What did he think? I was slow?

I shuffled into the elevator, glaring at him to make him know how displeased I was. Age discrimination and all.

But he wasn't paying attention. Instead, his face was wrinkled in concentration, the glasses on his nose sliding as he studied the elevator buttons like they were a myriad of foreign objects. Only when I had cleared my throat, did he turn to face me.

"Are you going to just stand there all day?" I asked him impatiently.

For a minute, I thought he was going to smile, but he didn't. He nodded, motioning with his shoulder to the array of buttons. "So, uh, what floor?"

"Eight."

"Oh," he said, managing to push the tiny button somehow. "That's my floor, too. I guess we're neighbors."

Neighbors, I thought. Just what I needed. Another drunken young whippersnapper, making noise and staying up all night.
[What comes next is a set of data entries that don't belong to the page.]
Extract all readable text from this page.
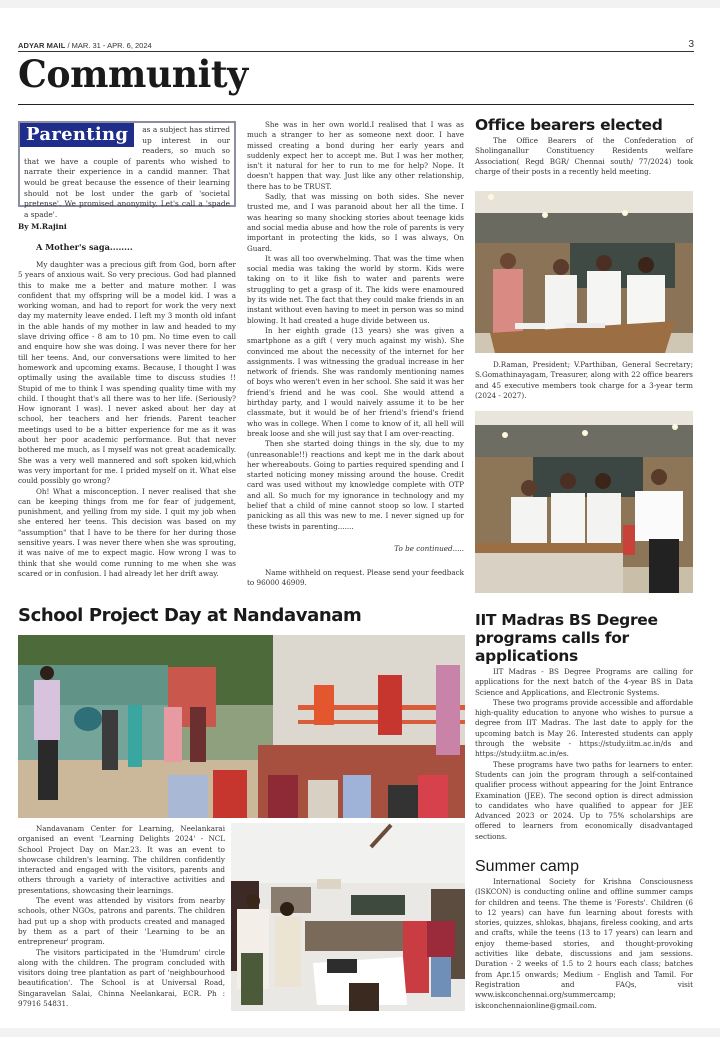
ADYAR MAIL / MAR. 31 - APR. 6, 2024	3
Community
Parenting	as a subject has stirred up interest in our readers, so much so that we have a couple of parents who wished to narrate their experience in a candid manner. That would be great because the essence of their learning should not be lost under the garb of 'societal pretense'. We promised anonymity. Let's call a 'spade a spade'.
By M.Rajini
A Mother's saga........

My daughter was a precious gift from God, born after 5 years of anxious wait. So very precious. God had planned this to make me a better and mature mother. I was confident that my offspring will be a model kid. I was a working woman, and had to report for work the very next day my maternity leave ended. I left my 3 month old infant in the able hands of my mother in law and headed to my slave driving office - 8 am to 10 pm. No time even to call and enquire how she was doing. I was never there for her till her teens. And, our conversations were limited to her homework and upcoming exams. Because, I thought I was optimally using the available time to discuss studies !! Stupid of me to think I was spending quality time with my child. I thought that's all there was to her life. (Seriously? How ignorant I was). I never asked about her day at school, her teachers and her friends. Parent teacher meetings used to be a bitter experience for me as it was about her poor academic performance. But that never bothered me much, as I myself was not great academically. She was a very well mannered and soft spoken kid,which was very important for me. I prided myself on it. What else could possibly go wrong?

Oh! What a misconception. I never realised that she can be keeping things from me for fear of judgement, punishment, and yelling from my side. I quit my job when she entered her teens. This decision was based on my "assumption" that I have to be there for her during those sensitive years. I was never there when she was sprouting, it was naive of me to expect magic. How wrong I was to think that she would come running to me when she was scared or in confusion. I had already let her drift away.

She was in her own world.I realised that I was as much a stranger to her as someone next door. I have missed creating a bond during her early years and suddenly expect her to accept me. But I was her mother, isn't it natural for her to run to me for help? Nope. It doesn't happen that way. Just like any other relationship, there has to be TRUST.

Sadly, that was missing on both sides. She never trusted me, and I was paranoid about her all the time. I was hearing so many shocking stories about teenage kids and social media abuse and how the role of parents is very important in protecting the kids, so I was always, On Guard.

It was all too overwhelming. That was the time when social media was taking the world by storm. Kids were taking on to it like fish to water and parents were struggling to get a grasp of it. The kids were enamoured by its wide net. The fact that they could make friends in an instant without even having to meet in person was so mind blowing. It had created a huge divide between us.

In her eighth grade (13 years) she was given a smartphone as a gift ( very much against my wish). She convinced me about the necessity of the internet for her assignments. I was witnessing the gradual increase in her network of friends. She was randomly mentioning names of boys who weren't even in her school. She said it was her friend's friend and he was cool. She would attend a birthday party, and I would naively assume it to be her classmate, but it would be of her friend's friend's friend who was in college. When I come to know of it, all hell will break loose and she will just say that I am over-reacting.

Then she started doing things in the sly, due to my (unreasonable!!) reactions and kept me in the dark about her whereabouts. Going to parties required spending and I started noticing money missing around the house. Credit card was used without my knowledge complete with OTP and all. So much for my ignorance in technology and my belief that a child of mine cannot stoop so low. I started panicking as all this was new to me. I never signed up for these twists in parenting.......

To be continued.....

Name withheld on request. Please send your feedback to 96000 46909.

Office bearers elected

The Office Bearers of the Confederation of Sholinganallur Constituency Residents welfare Association( Regd BGR/ Chennai south/ 77/2024) took charge of their posts in a recently held meeting.

D.Raman, President; V.Parthiban, General Secretary; S.Gomathinayagam, Treasurer, along with 22 office bearers and 45 executive members took charge for a 3-year term (2024 - 2027).

School Project Day at Nandavanam

Nandavanam Center for Learning, Neelankarai organised an event 'Learning Delights 2024' - NCL School Project Day on Mar.23. It was an event to showcase children's learning. The children confidently interacted and engaged with the visitors, parents and others through a variety of interactive activities and presentations, showcasing their learnings.

The event was attended by visitors from nearby schools, other NGOs, patrons and parents. The children had put up a shop with products created and managed by them as a part of their 'Learning to be an entrepreneur' program.

The visitors participated in the 'Humdrum' circle along with the children. The program concluded with visitors doing tree plantation as part of 'neighbourhood beautification'. The School is at Universal Road, Singaravelan Salai, Chinna Neelankarai, ECR. Ph : 97916 54831.

IIT Madras BS Degree programs calls for applications

IIT Madras - BS Degree Programs are calling for applications for the next batch of the 4-year BS in Data Science and Applications, and Electronic Systems.

These two programs provide accessible and affordable high-quality education to anyone who wishes to pursue a degree from IIT Madras. The last date to apply for the upcoming batch is May 26. Interested students can apply through the website - https://study.iitm.ac.in/ds and https://study.iitm.ac.in/es.

These programs have two paths for learners to enter. Students can join the program through a self-contained qualifier process without appearing for the Joint Entrance Examination (JEE). The second option is direct admission to candidates who have qualified to appear for JEE Advanced 2023 or 2024. Up to 75% scholarships are offered to learners from economically disadvantaged sections.

Summer camp

International Society for Krishna Consciousness (ISKCON) is conducting online and offline summer camps for children and teens. The theme is 'Forests'. Children (6 to 12 years) can have fun learning about forests with stories, quizzes, shlokas, bhajans, fireless cooking, and arts and crafts, while the teens (13 to 17 years) can learn and enjoy theme-based stories, and thought-provoking activities like debate, discussions and jam sessions. Duration - 2 weeks of 1.5 to 2 hours each class; batches from Apr.15 onwards; Medium - English and Tamil. For Registration and FAQs, visit www.iskconchennai.org/summercamp; iskconchennaionline@gmail.com.
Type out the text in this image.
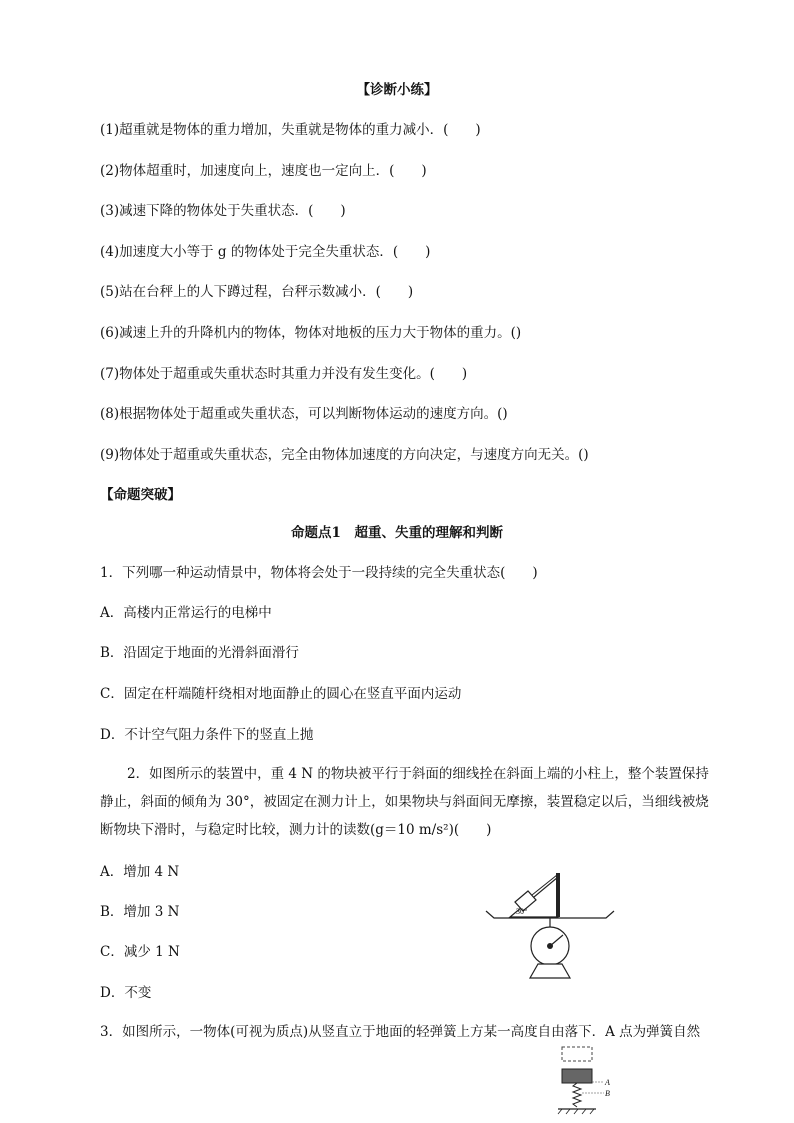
【诊断小练】
(1)超重就是物体的重力增加，失重就是物体的重力减小．(　　)
(2)物体超重时，加速度向上，速度也一定向上．(　　)
(3)减速下降的物体处于失重状态．(　　)
(4)加速度大小等于 g 的物体处于完全失重状态．(　　)
(5)站在台秤上的人下蹲过程，台秤示数减小．(　　)
(6)减速上升的升降机内的物体，物体对地板的压力大于物体的重力。()
(7)物体处于超重或失重状态时其重力并没有发生变化。(　　)
(8)根据物体处于超重或失重状态，可以判断物体运动的速度方向。()
(9)物体处于超重或失重状态，完全由物体加速度的方向决定，与速度方向无关。()
【命题突破】
命题点1　超重、失重的理解和判断
1．下列哪一种运动情景中，物体将会处于一段持续的完全失重状态(　　)
A．高楼内正常运行的电梯中
B．沿固定于地面的光滑斜面滑行
C．固定在杆端随杆绕相对地面静止的圆心在竖直平面内运动
D．不计空气阻力条件下的竖直上抛
2．如图所示的装置中，重 4 N 的物块被平行于斜面的细线拴在斜面上端的小柱上，整个装置保持静止，斜面的倾角为 30°，被固定在测力计上，如果物块与斜面间无摩擦，装置稳定以后，当细线被烧断物块下滑时，与稳定时比较，测力计的读数(g＝10 m/s²)(　　)
A．增加 4 N
B．增加 3 N
C．减少 1 N
D．不变
30°
3．如图所示，一物体(可视为质点)从竖直立于地面的轻弹簧上方某一高度自由落下．A 点为弹簧自然
A
B
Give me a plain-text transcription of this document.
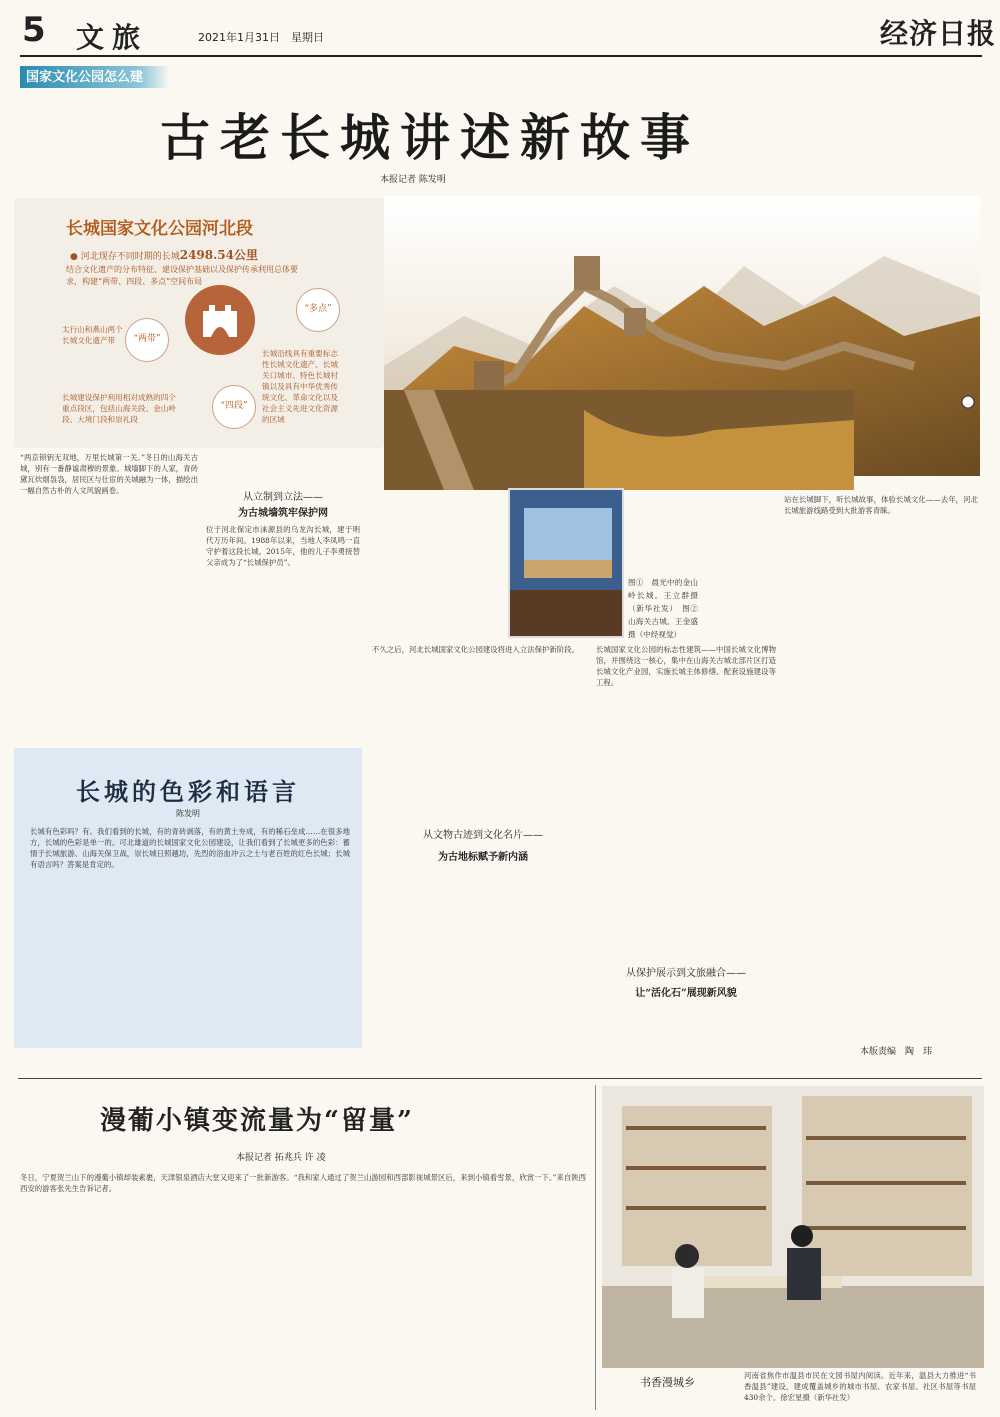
5 文旅	2021年1月31日　 星期日	经济日报
国家文化公园怎么建
古老长城讲述新故事
本报记者 陈发明
长城国家文化公园河北段
● 河北现存不同时期的长城2498.54公里
结合文化遗产的分布特征、建设保护基础以及保护传承利用总体要求，构建“两带、四段、多点”空间布局
“两带”
“多点”
“四段”
太行山和燕山两个长城文化遗产带
长城沿线具有重要标志性长城文化遗产、长城关口城市、特色长城村镇以及具有中华优秀传统文化、革命文化以及社会主义先进文化资源的区域
长城建设保护利用相对成熟的四个重点段区，包括山海关段、金山岭段、大境门段和崇礼段
“两京锁钥无双地，万里长城第一关。”冬日的山海关古城，别有一番静谧肃穆的景象。城墙脚下的人家，青砖黛瓦炊烟袅袅，居民区与仕宦的关城融为一体，描绘出一幅自然古朴的人文风貌画卷。
从立制到立法——
为古城墙筑牢保护网
位于河北保定市涞源县的乌龙沟长城，建于明代万历年间。1988年以来，当地人李凤鸣一直守护着这段长城。2015年，他的儿子李勇接替父亲成为了“长城保护员”。
图①　晨光中的金山岭长城。王立群摄（新华社发）　图②　山海关古城。王金盛摄（中经视觉）
不久之后，河北长城国家文化公园建设将进入立法保护新阶段。
从文物古迹到文化名片——
为古地标赋予新内涵
长城国家文化公园的标志性建筑——中国长城文化博物馆，并围绕这一核心，集中在山海关古城北部片区打造长城文化产业园，实施长城主体修缮、配套设施建设等工程。
从保护展示到文旅融合——
让“活化石”展现新风貌
站在长城脚下，听长城故事，体验长城文化——去年，河北长城旅游线路受到大批游客青睐。
本版责编　陶　玮
长城的色彩和语言
陈发明
长城有色彩吗？有。我们看到的长城，有的青砖剥落，有的黄土夯成，有的稀石垒成……在很多地方，长城的色彩是单一的。可北雄道的长城国家文化公园建设，让我们看到了长城更多的色彩：蓄情于长城旅游、山海关保卫战，崇长城日照越坊，先烈的浴血冲云之士与老百姓的红色长城；长城有语言吗？答案是肯定的。
漫葡小镇变流量为“留量”
本报记者 拓兆兵 许 凌
冬日，宁夏贺兰山下的漫葡小镇却装素裹，天津银泉酒店大堂又迎来了一批新游客。“我和家人通过了贺兰山游园和西部影视城景区后，来到小镇看雪景，欣赏一下。”来自陕西西安的游客张先生告诉记者。
书香漫城乡
河南省焦作市温县市民在文园书屋内阅读。近年来，温县大力推进“书香温县”建设，建成覆盖城乡的城市书屋、农家书屋、社区书屋等书屋430余个。徐宏星摄（新华社发）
They were all the same, these young men.

Though, he didn't look as young as some of the others that were involved in that tomfoolery. Maybe a little older. Maybe married. I stole a quick peek. No ring.

A man like him not married? Maybe he was funny. One of those.

I narrowed my eyes, trying to discern his nature by his face. He didn't seem that way, but these days, you just never knew.

We arrived on the eighth floor. He was right. There were boxes piled right outside one of the apartments, the one closest to mine.

Good Lord, the man had a lot of books.

"Are you a librarian?" I asked him, fumbling for my keys at the doorway.

"Hmm? What? Oh, no," he answered, readjusting his hold on the bags. When I opened the door, he followed me into the apartment, his grip on the bags and his book starting to slip. "Here?" he asked with a quick motion to my coffee table with his chin.

"Yes, yes. That'll do," I told him.

As I watched him place the grocery bags down, and try and catch his book before it fell, I was able to discern some of the writing on the cover. Something about the French Revolution.

"You're a teacher, then," I asked him, waving my hand vaguely in his general direction. "At the local school? Or for those college kids?"

"No," he admitted.

Gazing down, he turned the book over in his hands. I noticed they were quite calloused, and I instantly thought maybe he was a construction worker of some kind who just happened to like books.

"I used to teach," he confided. "But that was a long time ago."

Unemployed, I decided. One of those lowlifes that lived off the system. Hell, I wouldn't stand for that. He had probably lost his job, drinking up a storm, and now was just a step barely above a bum.

Snorting with satisfaction, I moved over to him and grabbed one of my bags. I managed to sneak a quick sniff, but I didn't smell no booze on him.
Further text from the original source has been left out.